The research is present that demonstrates that millennials are the first of their kind to delay this right-of-passage into adulthood. They reportedly feel less of a sense of excitement for getting older and entering the workplace than they do a sense of deep-seeded fear and feelings of inferiority. Much of the content populating the web is geared towards millennial’s tendency to resist adulthood, mostly due in part to feelings of inadequacy. In today’s job market it is that much harder to gain employment in one’s chosen field or even an unpaid internship in that which they majored. Simply put, it is much harder to gain the experience one needs to even be qualified for many of the jobs in the market. This, coupled with the idea of helicopter parenting that become popular in the 1990s and creates an inability to detach from parental figures, makes adulthood not only anxiety ridden but sometimes, unattainable. It has often been claimed that millennials are a generation of narcissists. The overall characteristic associated with this generation is often times misconstrued to assume that they are a heaping batch of narcissistic A-holes, but the issue really goes much deeper than that. Millennials are not refusing to juggle school, a part-time job, and laundry just because they think they’re too entitled. Many millennials, like Amy, from Donatone’s research, don’t possess the skills to handle all of these tasks on a daily basis, and the idea of taking on these seemingly normal responsibilities for a twenty-something year-old, is actually cause for anxiety and depression.

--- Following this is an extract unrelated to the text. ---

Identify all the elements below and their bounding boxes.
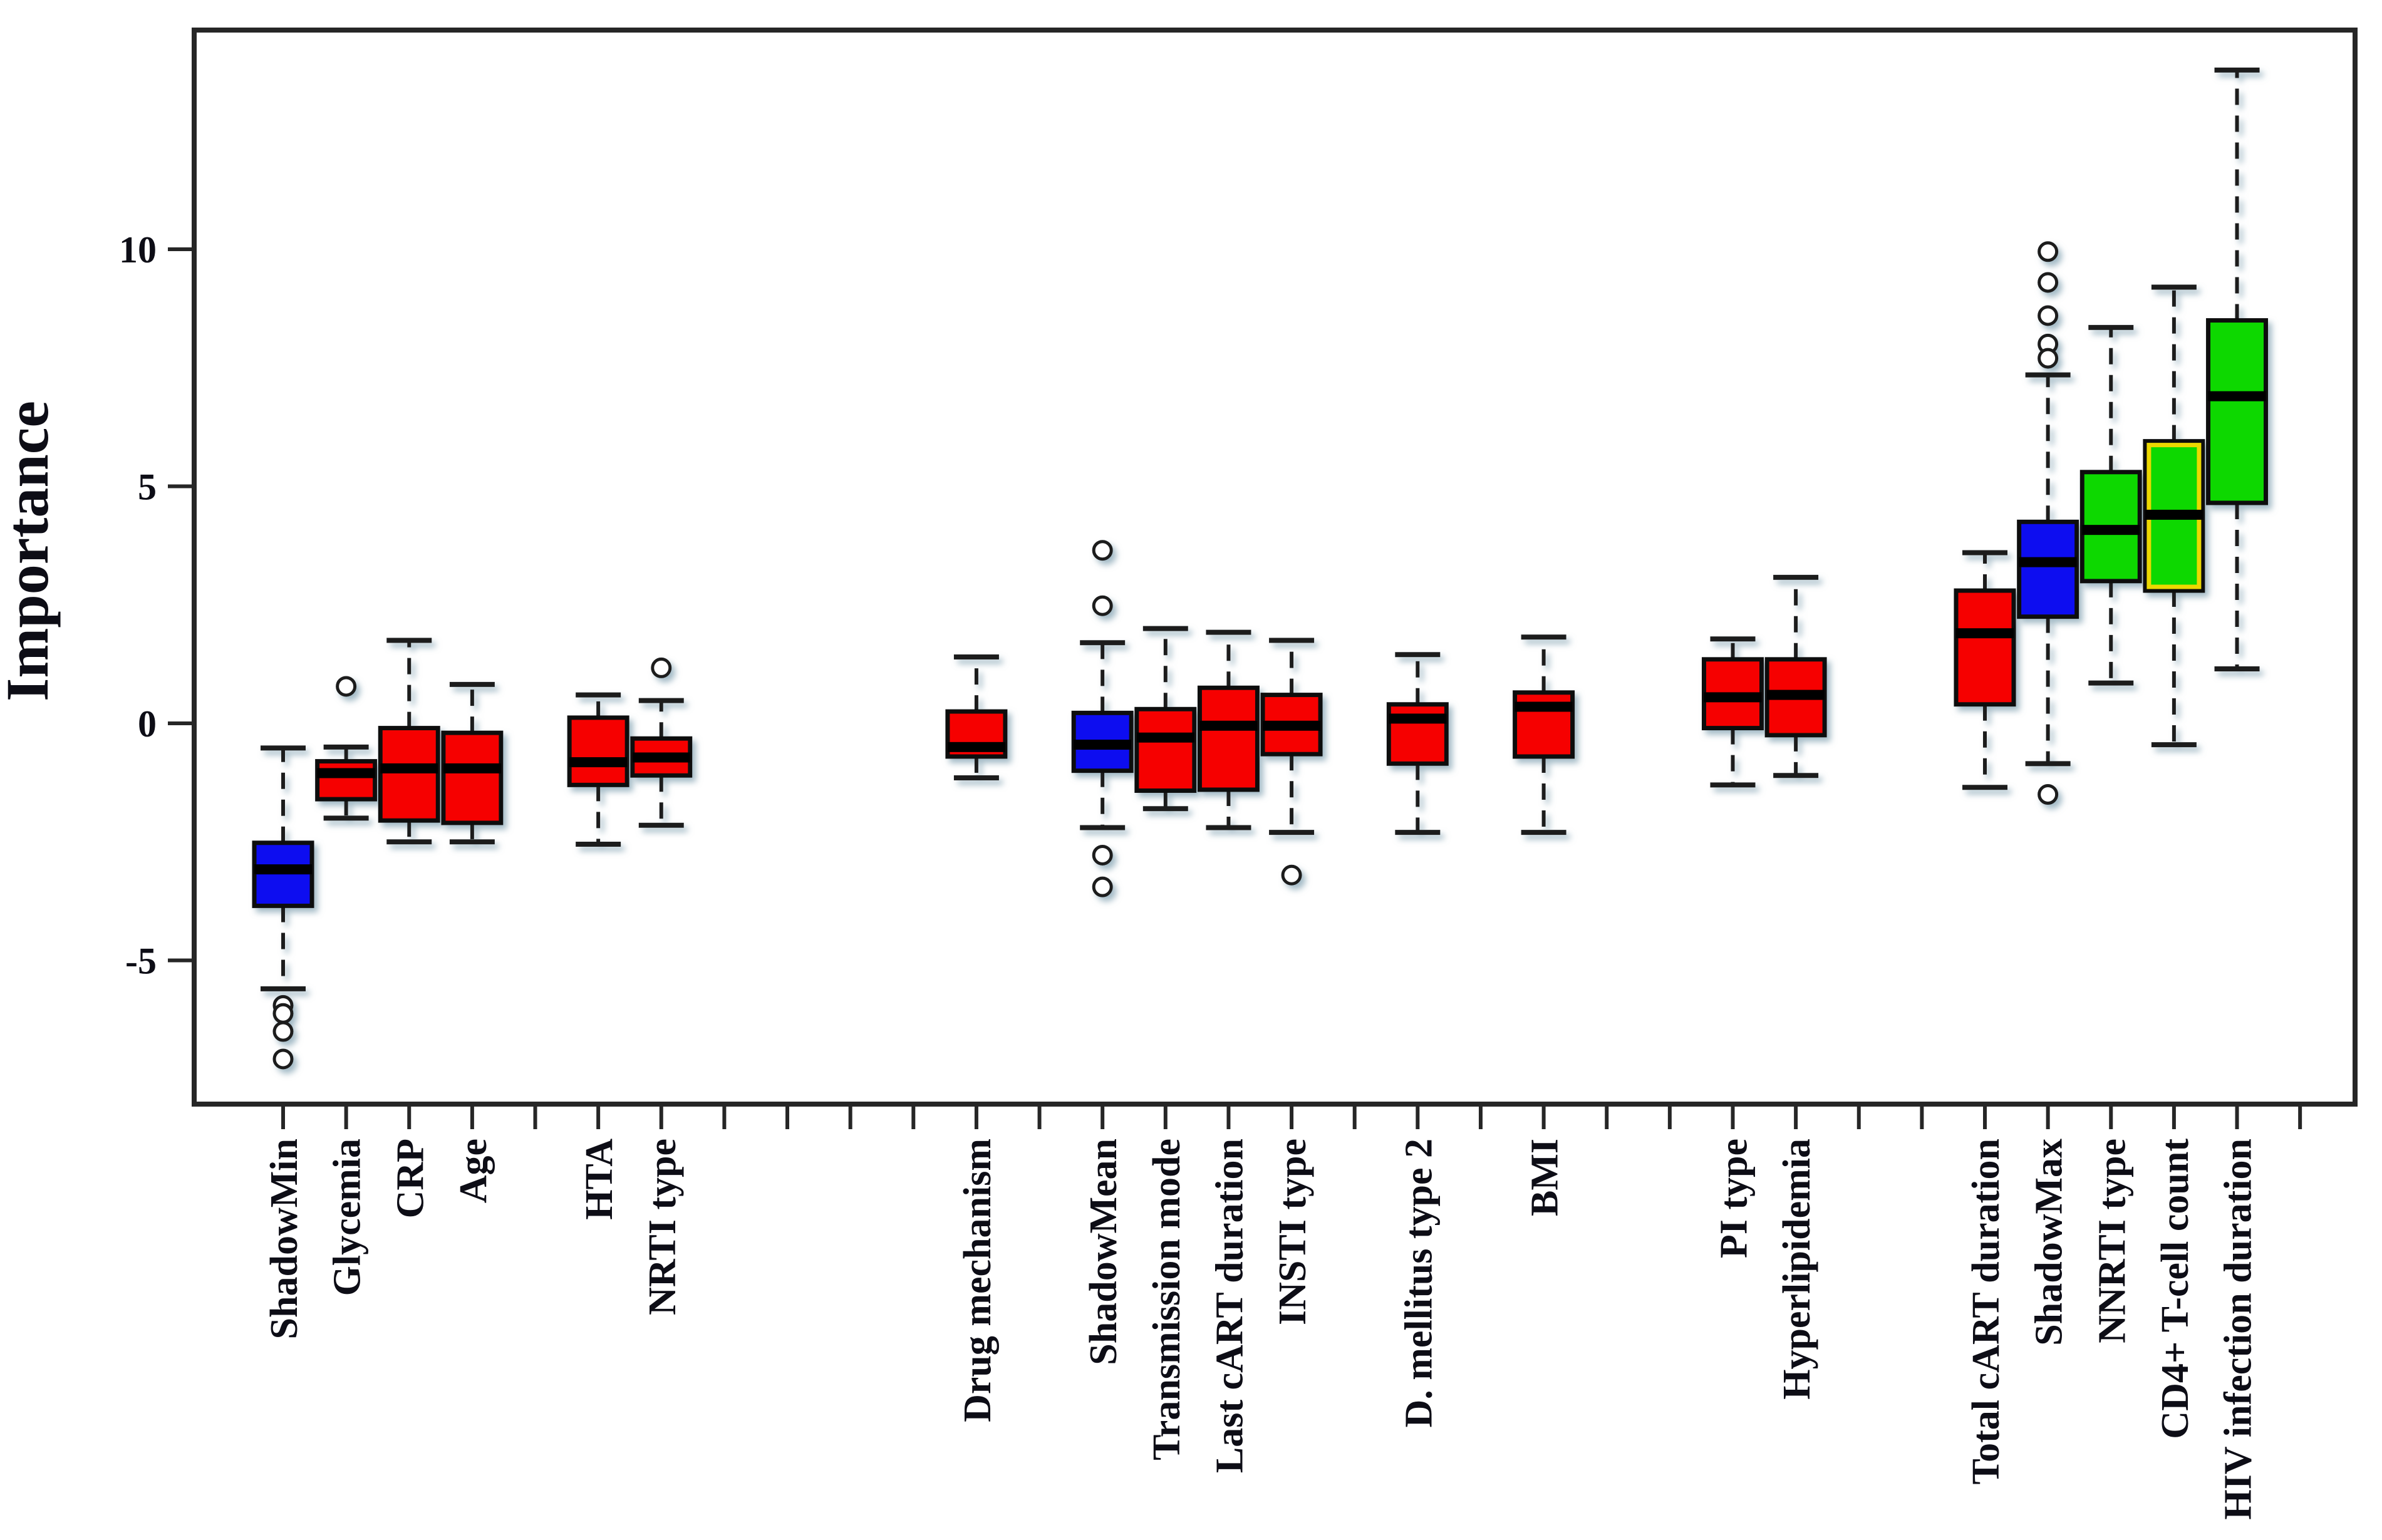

It is not unusual for millennials to browse through Facebook and be suggested a slew of articles based on 90s throwback items like Beanie Babies or platform shoes. It is also just as likely that a millennial will click on one of these numerous articles listing back-to-school gear they probably had on their first day of middle school (see Bustle.com’s 13 Thing Every Hot Topic Kid Had In Their Middle School Wardrobe). It is of course comforting for everyone to remember the simpler times of childhood, but in the past, the media has not made such efforts to curtail their content to a group of readers hungry to regress, even if for a few minutes, into their pasts.

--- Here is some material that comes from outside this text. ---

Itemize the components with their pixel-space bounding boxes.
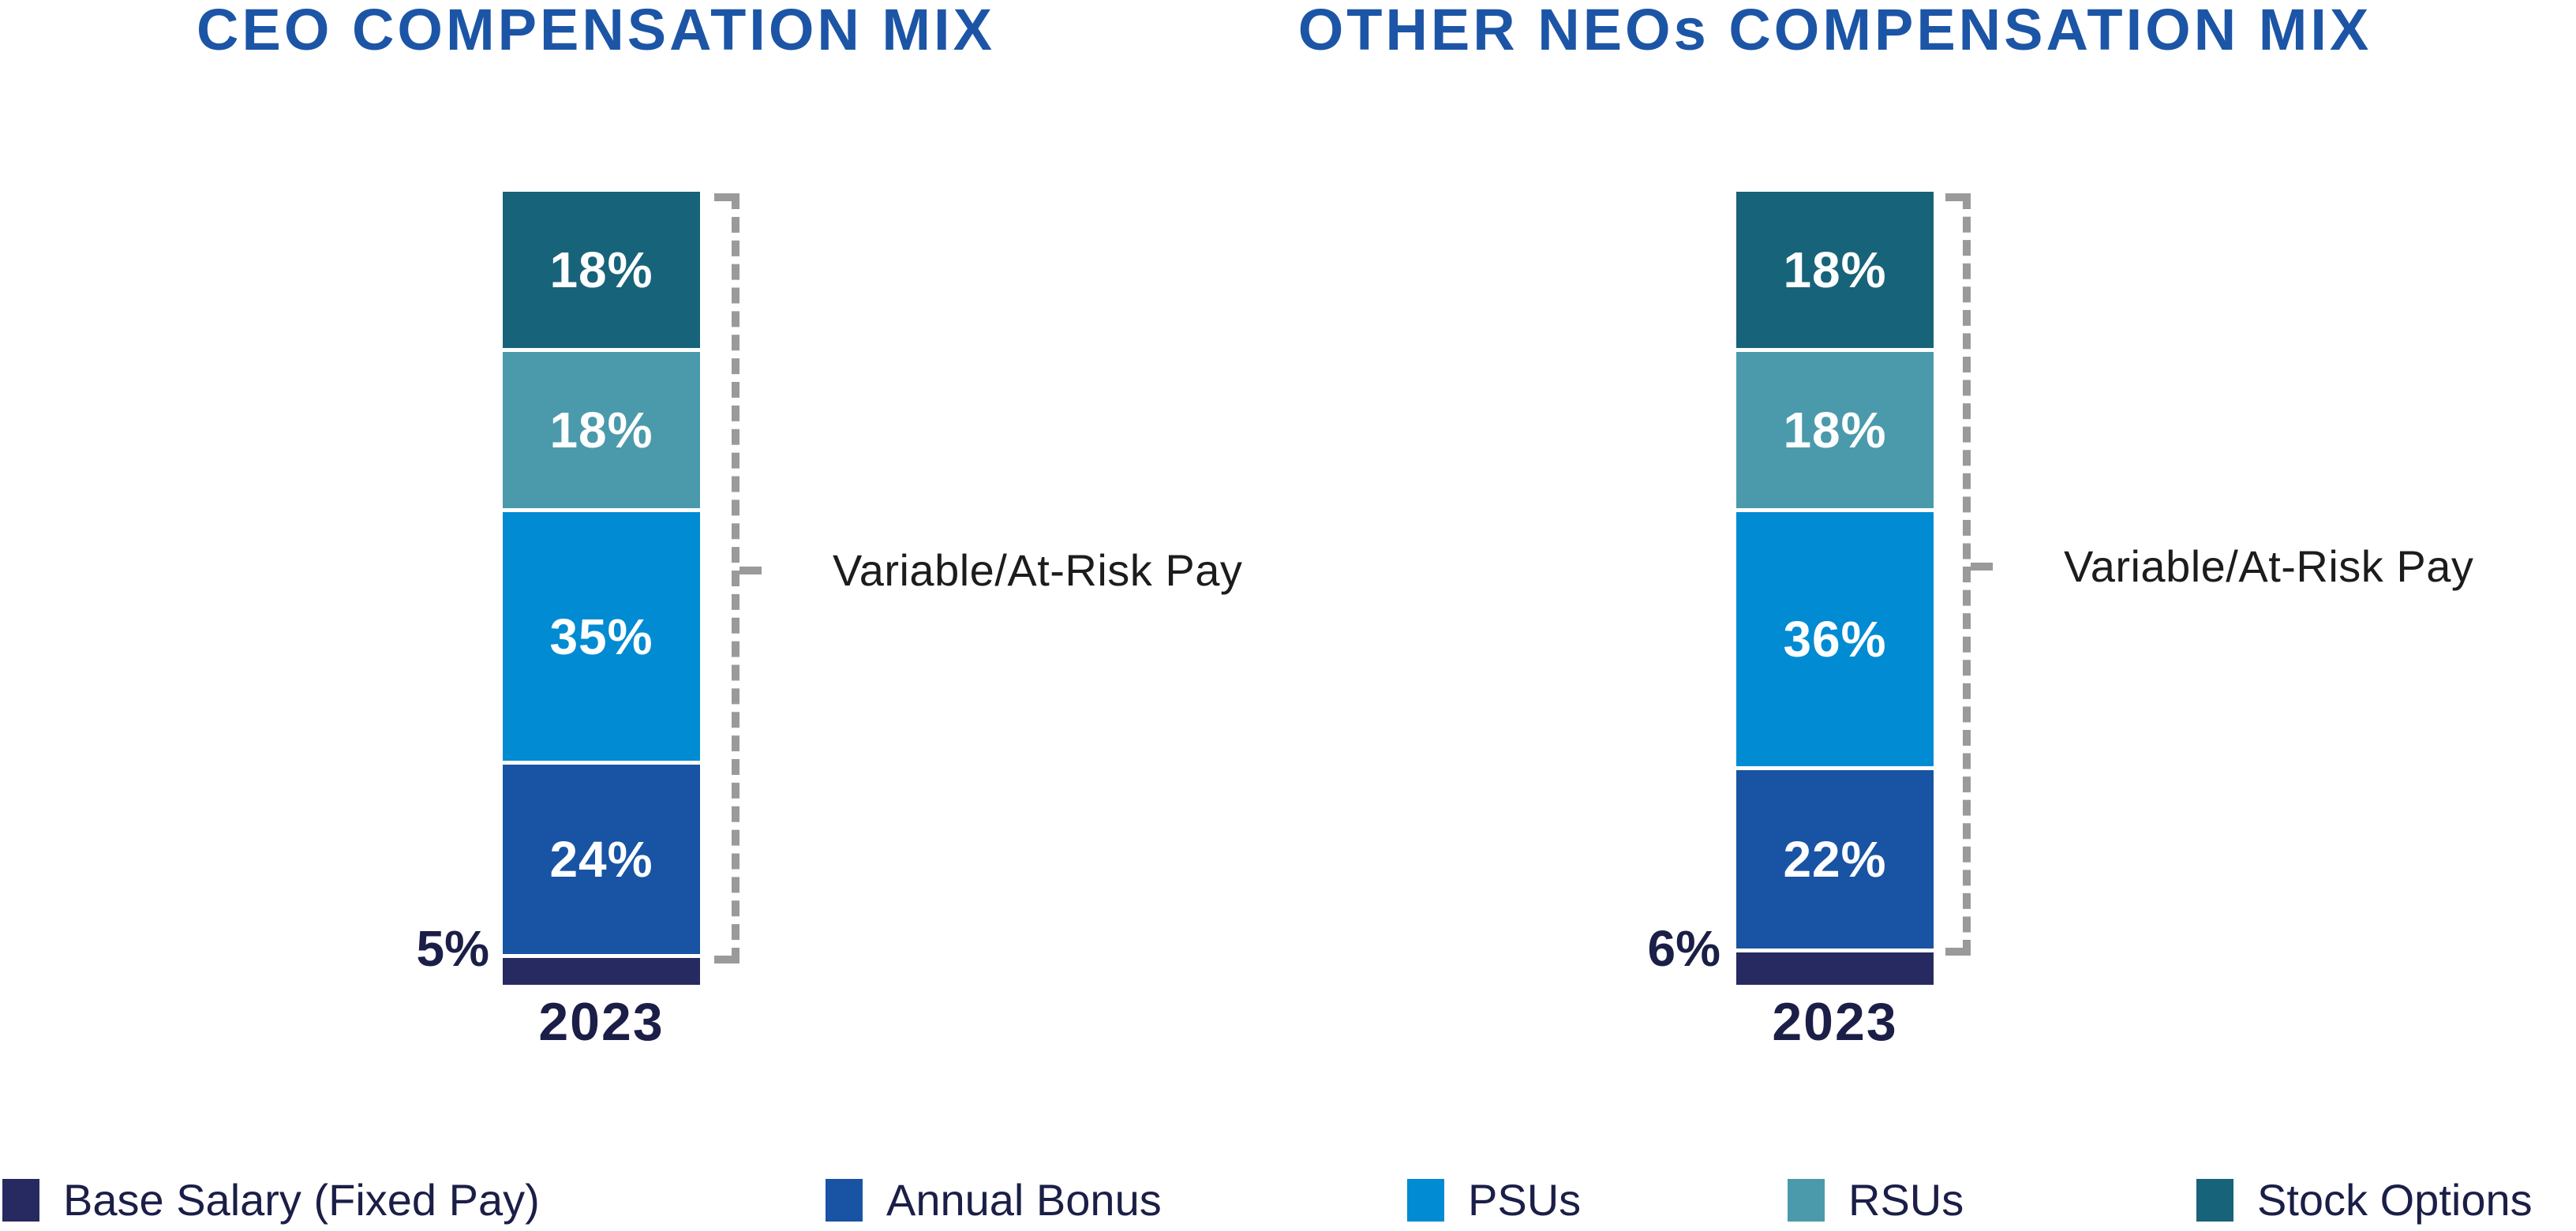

It should not go without mentioning, that not all millennials identify with these feelings of anxiety towards adulthood and that many are able to balance a healthy work/play lifestyle. There are many people from this generation who are comfortable entering the workforce and taking on the responsibilities that come hand-in-hand with growing up. However, this generation is undeniably plagued with the juxtaposition between the late 90s to early 2000s economy versus the very discouraging and cutthroat marketplace in which they must navigate today. Many millennials have dreams of actually working at a company where their skills and degrees can be put to use. It is a pathetic reality that people are arguing Liberal Arts degrees will soon be obsolete. The troubles that this group faces can’t be washed away by someone telling them to simply study the fields that have lots of jobs and pay well – It’s unrealistic – not everyone can be web developers, accountants, work in telecom, or in any of the other hot ticket careers.
When millennials are scouring Indeed.com and Craiglist.com, applying to a hundred or more jobs per day, perhaps the only thing that does lighten the heart a bit is BuzzFeed’s Can We Guess What 90s Snack Matches Your Personality?, glimmering with the hope of escape and freedom from underemployment woes. Perhaps 90s nostalgia is the only thing that lessons the blow, if even for a few brief moments.